Como sucede en casi todos los diálogos platónicos, nuestro filósofo desarrolla y expresa su pensamiento a través de la figura inmortal de Sócrates, poniendo en boca de éste sus propias ideas, acaso en un intento por rendir un permanente homenaje a quien, gracias a sus palabras y acciones, le debe haber entrado al mundo de la filosofí­a.

Según nos narra Platón en este diálogo, en él se describen las últimas horas de Sócrates antes de beber el veneno que le habrá de arrebatar la vida. Así­, el diálogo se centra en describir estos postreros instantes de vida que le quedan y los cuales dedicará a reflexionar, junto a sus discí­pulos, sobre los beneficios de la muerte, pues ésta resulta ser el mejor remedio a todos nuestros males. Pero, sobre todo, se esforzará en demostrar la inmortalidad del alma. Dado que el alma es inmortal es preciso cuidarla, y esto únicamente se logra llevando una vida moralmente buena. De esta manera Platón logra conectar una tesis metafí­sica (la inmortalidad del alma) con su teorí­a ética (la necesidad de actuar siguiendo ciertos principios universales), relación que encuentran su base en una concepción general del mundo. Dicha cosmovisión es, como sabemos muy bien, la famosa teorí­a platónica de las Formas o Ideas.

Ya al final del diálogo y cuando se acerca el momento en que Sócrates debe beber la cicuta, uno de sus alumnos le pregunta qué deben hacer con su cuerpo, si deben enterrarlo en algún lugar especial y qué homenajes deben rendirle como despedida.

Reconozco que lo que responde Sócrates es la parte que más me gusta del Fedón. Extrañado pero a la vez sereno, Sócrates le contesta que al parecer no ha entendido todo lo que ha dicho durante este tiempo.

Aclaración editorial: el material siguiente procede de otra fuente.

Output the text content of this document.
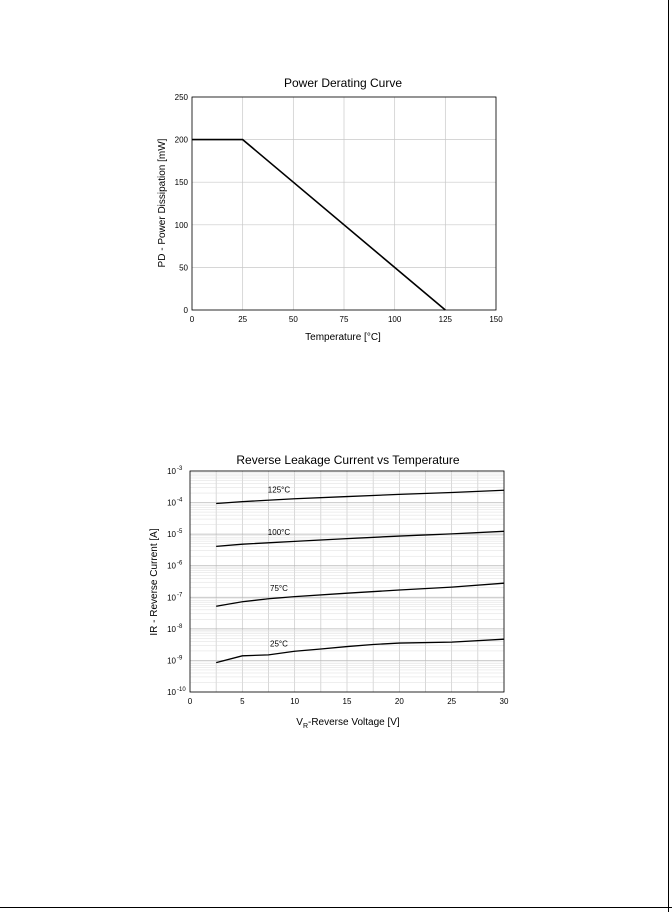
Power Derating Curve
Temperature [°C]
PD - Power Dissipation [mW]
0	25	50	75	100	125	150
0
50
100
150
200
250
Reverse Leakage Current vs Temperature
$V_R$-Reverse Voltage [V]
IR - Reverse Current [A]
10 -10
10 -9
10 -8
10 -7
10 -6
10 -5
10 -4
10 -3
0	5	10	15	20	25	30
125°C
100°C
75°C
25°C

Se ha pasado todas estas horas hablándoles de la inmortalidad del alma y de lo importante que es cuidarla, pues es la parte más noble de nuestro ser y ahora viene él a preguntarle qué hacer con su cuerpo. ¿Pero qué importancia tiene el cuerpo? Da lo mismo que lo entierren en un lugar o en otro, pues al fin de cuentas ese cuerpo ya no es él. Sócrates es quien les habla en este instante. Una vez haya muerto dejará de ser quien es. Así­ que no importa qué hagan con su cuerpo, da lo mismo. Guarda la esperanza de que en el momento de su muerte, su alma se regocije pues ya se habrá librado de su cárcel.

Talvez estas ideas nos resulten un poco familiares. El cristianismo, de alguna manera, las adoptó y las incorporó a su propia doctrina, llegando a afirmar el mismo desprecio que Platón sentí­a por el mundo sensible. Esta familiaridad, heredada del cristianismo institucionalizado, nos puede llevar a creer, erróneamente, que los pensadores griegos eran cristianos. Sin embargo, no es así­.

Detrás de estas ideas no subyace, como han creí­do equivocadamente muchos, ninguna teorí­a cristiana. Recordemos que los griegos son paganos y de ninguna manera podí­an prever las ideas religiosas del cristianismo. Este hará su aparición muchos siglos después y serán los primeros pensadores cristianos quienes encontrarán en la filosofí­a griega ciertos elementos que pueden articularse con esta nueva religión. Es el cristianismo el que toma lo que le conviene de la filosofí­a griega, y no al revés. Así­, cuando Platón expone su teorí­a sobre la inmortalidad del alma lo hace desde la propia cosmovisión de un pueblo griego pagano. Tratar de ver en esta filosofí­a un preanuncio de lo que será el cristianismo es un error histórico.

Volviendo al diálogo ya mencionado el tema central será, pues, la inmortalidad del alma y la importancia de cuidarla. ¿Cómo cuidar el alma? ¿Qué hacer para que, cuando se desprenda del cuerpo pueda habitar en un mundo mejor? Aunque no lo dice claramente Platón, podemos inferir que la forma de cuidar el alma es haciendo buenas acciones en este mundo. De ahí­ la importancia de guiarnos por principios morales que van haciendo de nosotros, como individuos, mejores personas. Si somos buenas personas podemos construir una mejor sociedad lo cual es, en última instancia, el fin de la moral y la polí­tica pues somos seres sociales, es decir, seres que nos realizamos únicamente dentro de una colectividad.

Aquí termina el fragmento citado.